I looked up jiggery pokery in the Oxford dictionary (hard-backed library copy, a truly ponderous tome), and found that jiggery pokery dates from 1896 and meant humbug, which itself dates from 1757 and means a hoax, trickery, or to delude. Frog-march was much more interesting and dates from 1871, when it meant the method of carrying a drunken or refractory prisoner face downwards between four men, each holding a limb, i.e. like a frog. So the meaning has changed, otherwise Fred and George couldn’t have done it to Percy without the help of Harry and Ron (but then it might have been funnier).
But to return to my original premise, that authors pick up bits from other authors, I found another one yesterday which we can perhaps all smile at. In 1916 P.G. Wodehouse wrote a short story called The Clicking of Cuthbert, which was ostensibly about golf, but actually about pretentious literati. One of the characters is a minor author who is fawned over by women, and distributes signed photographs and autographed presentation copies of his books. Not enough evidence to support a theory that Rowling read Wodehouse, but perhaps that Lockhart is not the first, that there is nothing new under the sun, that perhaps Wodehouse knew such a person as well.
Brymorg
Mar 24 2008, 07:04 PM
QUOTE(lupins_protegere @ Mar 24 2008, 04:58 PM)
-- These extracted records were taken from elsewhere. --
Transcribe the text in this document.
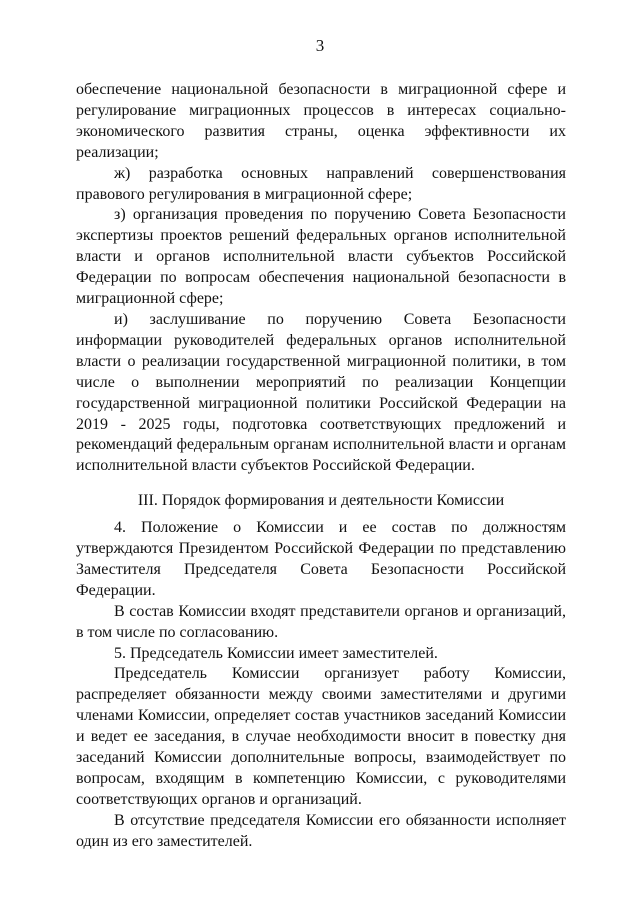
3

обеспечение национальной безопасности в миграционной сфере и регулирование миграционных процессов в интересах социально-экономического развития страны, оценка эффективности их реализации;

ж) разработка основных направлений совершенствования правового регулирования в миграционной сфере;

з) организация проведения по поручению Совета Безопасности экспертизы проектов решений федеральных органов исполнительной власти и органов исполнительной власти субъектов Российской Федерации по вопросам обеспечения национальной безопасности в миграционной сфере;

и) заслушивание по поручению Совета Безопасности информации руководителей федеральных органов исполнительной власти о реализации государственной миграционной политики, в том числе о выполнении мероприятий по реализации Концепции государственной миграционной политики Российской Федерации на 2019 - 2025 годы, подготовка соответствующих предложений и рекомендаций федеральным органам исполнительной власти и органам исполнительной власти субъектов Российской Федерации.

III. Порядок формирования и деятельности Комиссии

4. Положение о Комиссии и ее состав по должностям утверждаются Президентом Российской Федерации по представлению Заместителя Председателя Совета Безопасности Российской Федерации.

В состав Комиссии входят представители органов и организаций, в том числе по согласованию.

5. Председатель Комиссии имеет заместителей.

Председатель Комиссии организует работу Комиссии, распределяет обязанности между своими заместителями и другими членами Комиссии, определяет состав участников заседаний Комиссии и ведет ее заседания, в случае необходимости вносит в повестку дня заседаний Комиссии дополнительные вопросы, взаимодействует по вопросам, входящим в компетенцию Комиссии, с руководителями соответствующих органов и организаций.

В отсутствие председателя Комиссии его обязанности исполняет один из его заместителей.
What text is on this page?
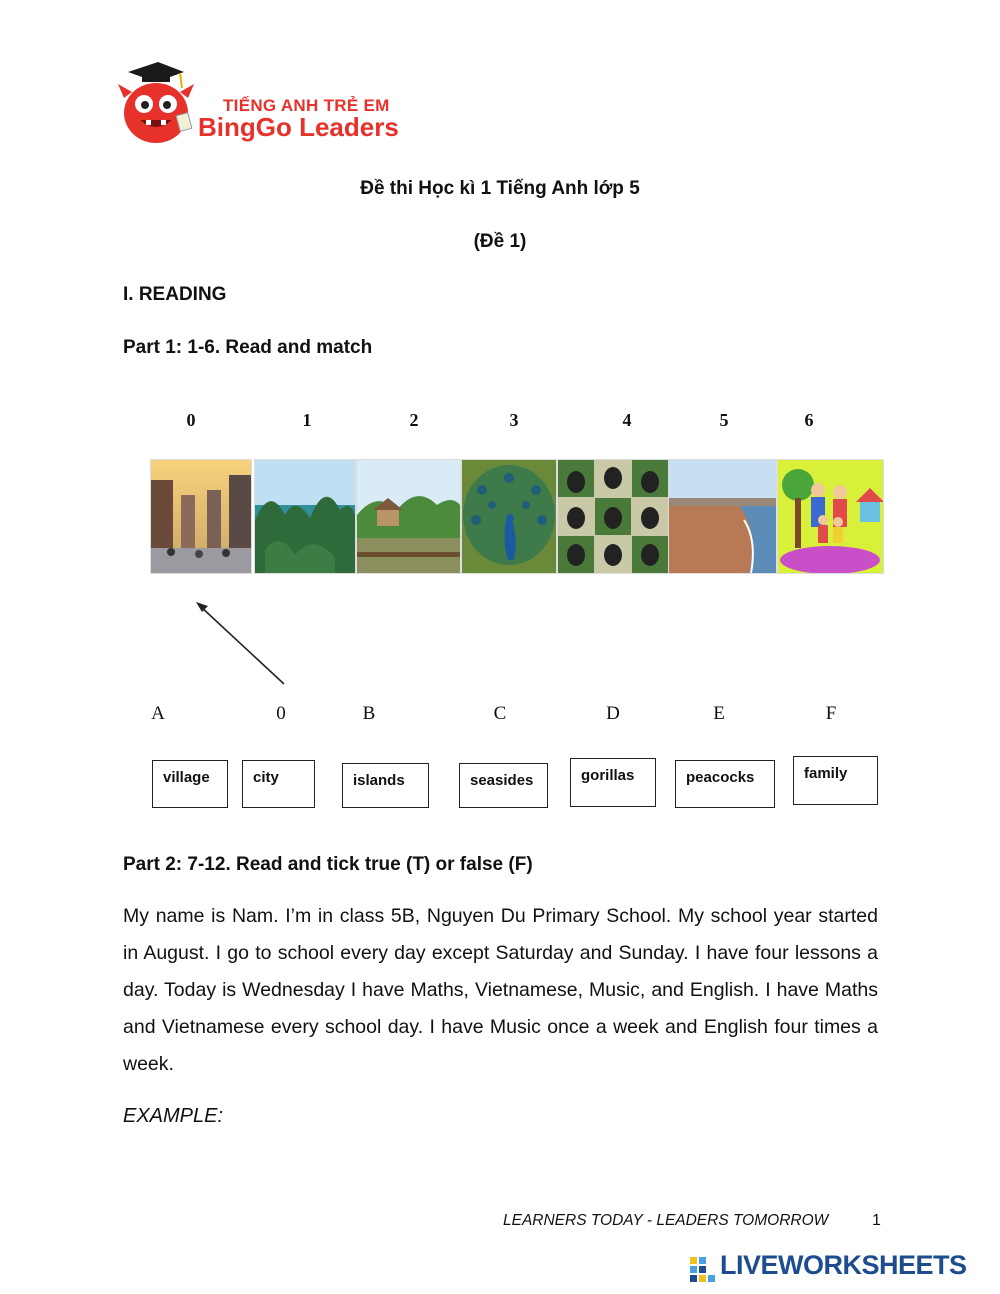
TIẾNG ANH TRẺ EM
BingGo Leaders
Đề thi Học kì 1 Tiếng Anh lớp 5
(Đề 1)
I. READING
Part 1: 1-6. Read and match
0	1	2	3	4	5	6
A	0	B	C	D	E	F
village	city	islands	seasides	gorillas	peacocks	family
Part 2: 7-12. Read and tick true (T) or false (F)
My name is Nam. I’m in class 5B, Nguyen Du Primary School. My school year started in August. I go to school every day except Saturday and Sunday. I have four lessons a day. Today is Wednesday I have Maths, Vietnamese, Music, and English. I have Maths and Vietnamese every school day. I have Music once a week and English four times a week.
EXAMPLE:
LEARNERS TODAY - LEADERS TOMORROW	1
LIVEWORKSHEETS
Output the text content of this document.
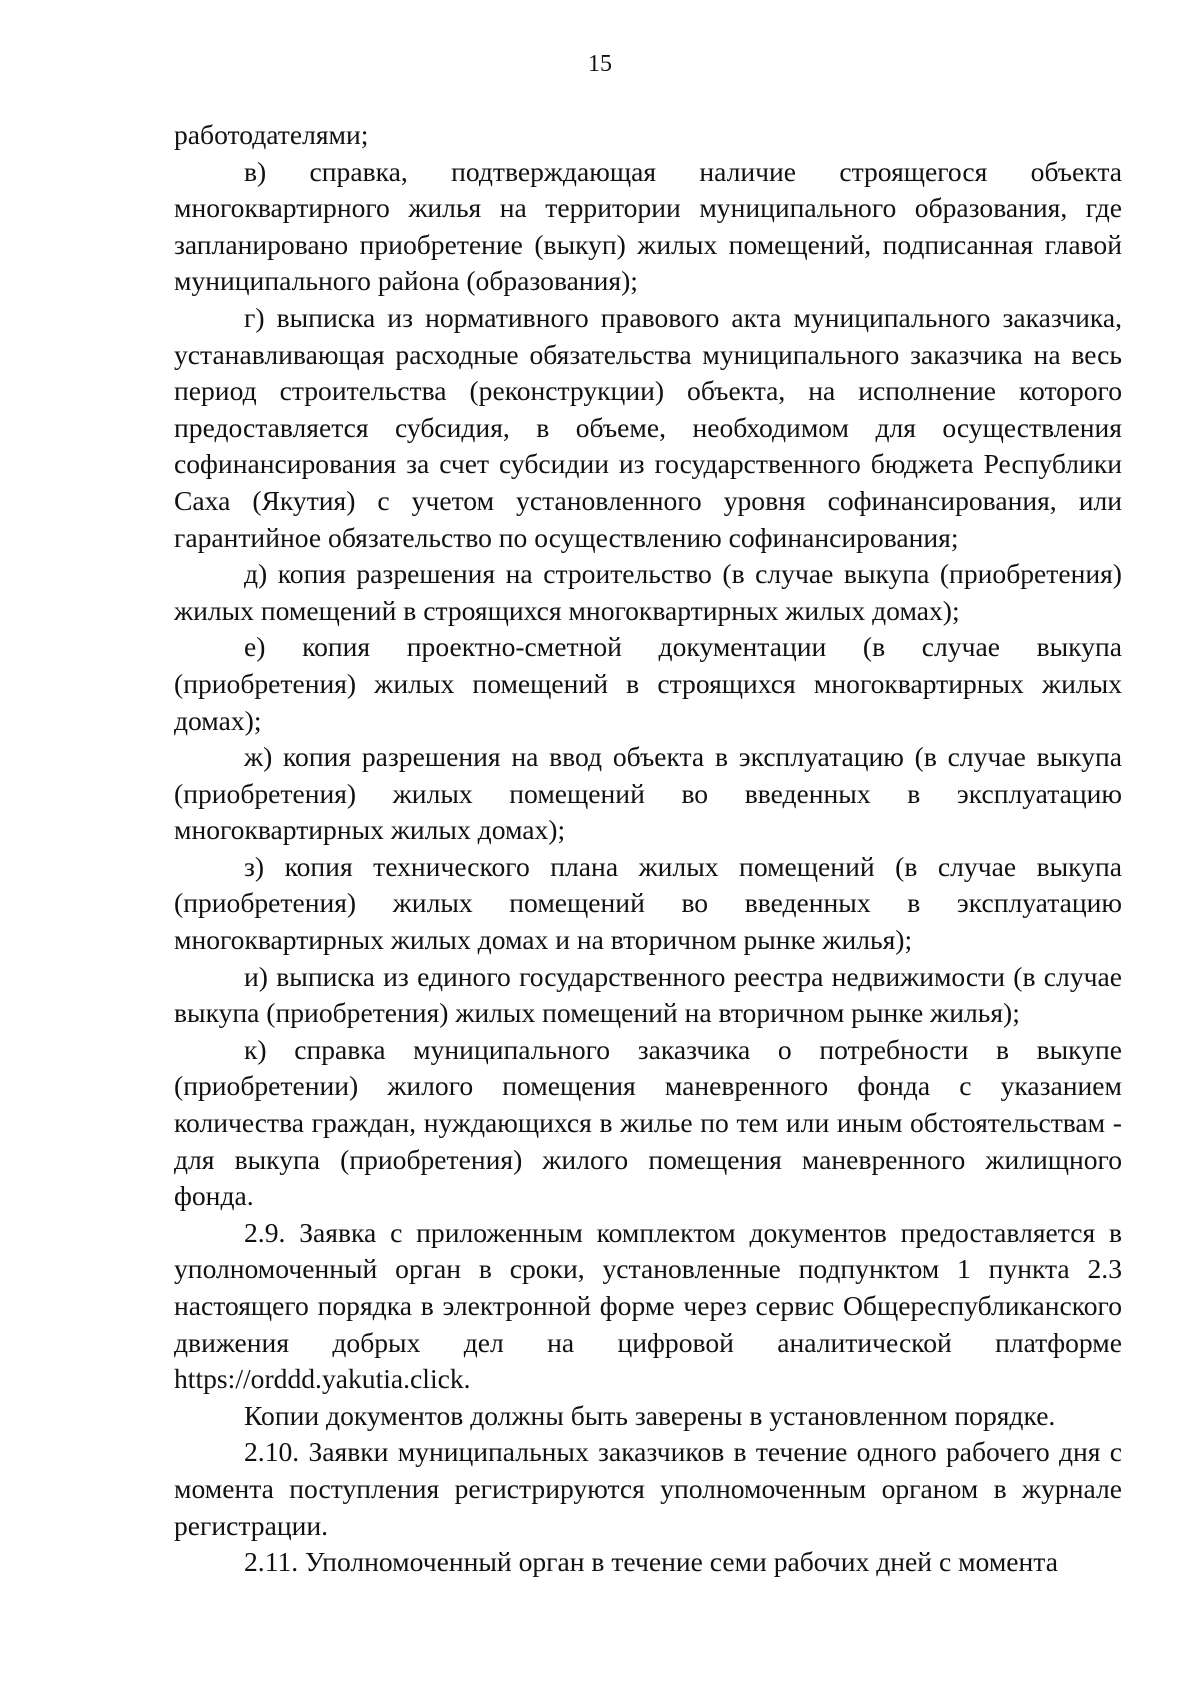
15

работодателями;

в) справка, подтверждающая наличие строящегося объекта многоквартирного жилья на территории муниципального образования, где запланировано приобретение (выкуп) жилых помещений, подписанная главой муниципального района (образования);

г) выписка из нормативного правового акта муниципального заказчика, устанавливающая расходные обязательства муниципального заказчика на весь период строительства (реконструкции) объекта, на исполнение которого предоставляется субсидия, в объеме, необходимом для осуществления софинансирования за счет субсидии из государственного бюджета Республики Саха (Якутия) с учетом установленного уровня софинансирования, или гарантийное обязательство по осуществлению софинансирования;

д) копия разрешения на строительство (в случае выкупа (приобретения) жилых помещений в строящихся многоквартирных жилых домах);

е) копия проектно-сметной документации (в случае выкупа (приобретения) жилых помещений в строящихся многоквартирных жилых домах);

ж) копия разрешения на ввод объекта в эксплуатацию (в случае выкупа (приобретения) жилых помещений во введенных в эксплуатацию многоквартирных жилых домах);

з) копия технического плана жилых помещений (в случае выкупа (приобретения) жилых помещений во введенных в эксплуатацию многоквартирных жилых домах и на вторичном рынке жилья);

и) выписка из единого государственного реестра недвижимости (в случае выкупа (приобретения) жилых помещений на вторичном рынке жилья);

к) справка муниципального заказчика о потребности в выкупе (приобретении) жилого помещения маневренного фонда с указанием количества граждан, нуждающихся в жилье по тем или иным обстоятельствам - для выкупа (приобретения) жилого помещения маневренного жилищного фонда.

2.9. Заявка с приложенным комплектом документов предоставляется в уполномоченный орган в сроки, установленные подпунктом 1 пункта 2.3 настоящего порядка в электронной форме через сервис Общереспубликанского движения добрых дел на цифровой аналитической платформе https://orddd.yakutia.click.

Копии документов должны быть заверены в установленном порядке.

2.10. Заявки муниципальных заказчиков в течение одного рабочего дня с момента поступления регистрируются уполномоченным органом в журнале регистрации.

2.11. Уполномоченный орган в течение семи рабочих дней с момента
But to return to my original premise, that authors pick up bits from other authors, I found another one yesterday which we can perhaps all smile at. In 1916 P.G. Wodehouse wrote a short story called The Clicking of Cuthbert, which was ostensibly about golf, but actually about pretentious literati. One of the characters is a minor author who is fawned over by women, and distributes signed photographs and autographed presentation copies of his books. Not enough evidence to support a theory that Rowling read Wodehouse, but perhaps that Lockhart is not the first, that there is nothing new under the sun, that perhaps Wodehouse knew such a person as well.
As I've suggested in the current Lockhart thread on "Character Analysis" – it's been an often-observed phenomenon throughout the human race's history, that some guys, often for no very discernible reason (and Lockhart, though no obvious prize, does have some appealing traits), just happen to have a "broad-spectrum" appeal to the opposite sex --which has the majority of said gender, whom they encounter, varying between feeling well-disposed to them, and swooning over them and falling at their feet. If, as often seems the case, these guys are braggarts / con-men, they are liable to exploit this effect that they have on women, to the max, to further their own agenda. I'm no great literary scholar – but would be willing to bet that this is a type in the "human zoo", which has been enshrined in comedy, as long as people have been producing literature.Nowadays it would be taken as read, that this scenario would include these guys' getting as much as they could handle, in the sexual-favours line. On less overtly permissive scenes -- such as JKR's wizarding world, and that of our world 90-some years ago depicted by Wodehouse -- what's written about, is such gents capitalising on their appeal, to get what they want from life, short of "the above": common sense tells one that Philip Larkin's implication that sex was invented in 1963, is a poetic conceit not to be taken literally, and that regarding milieux where reticence about that particular matter, is standard, one can read between the lines as one wishes.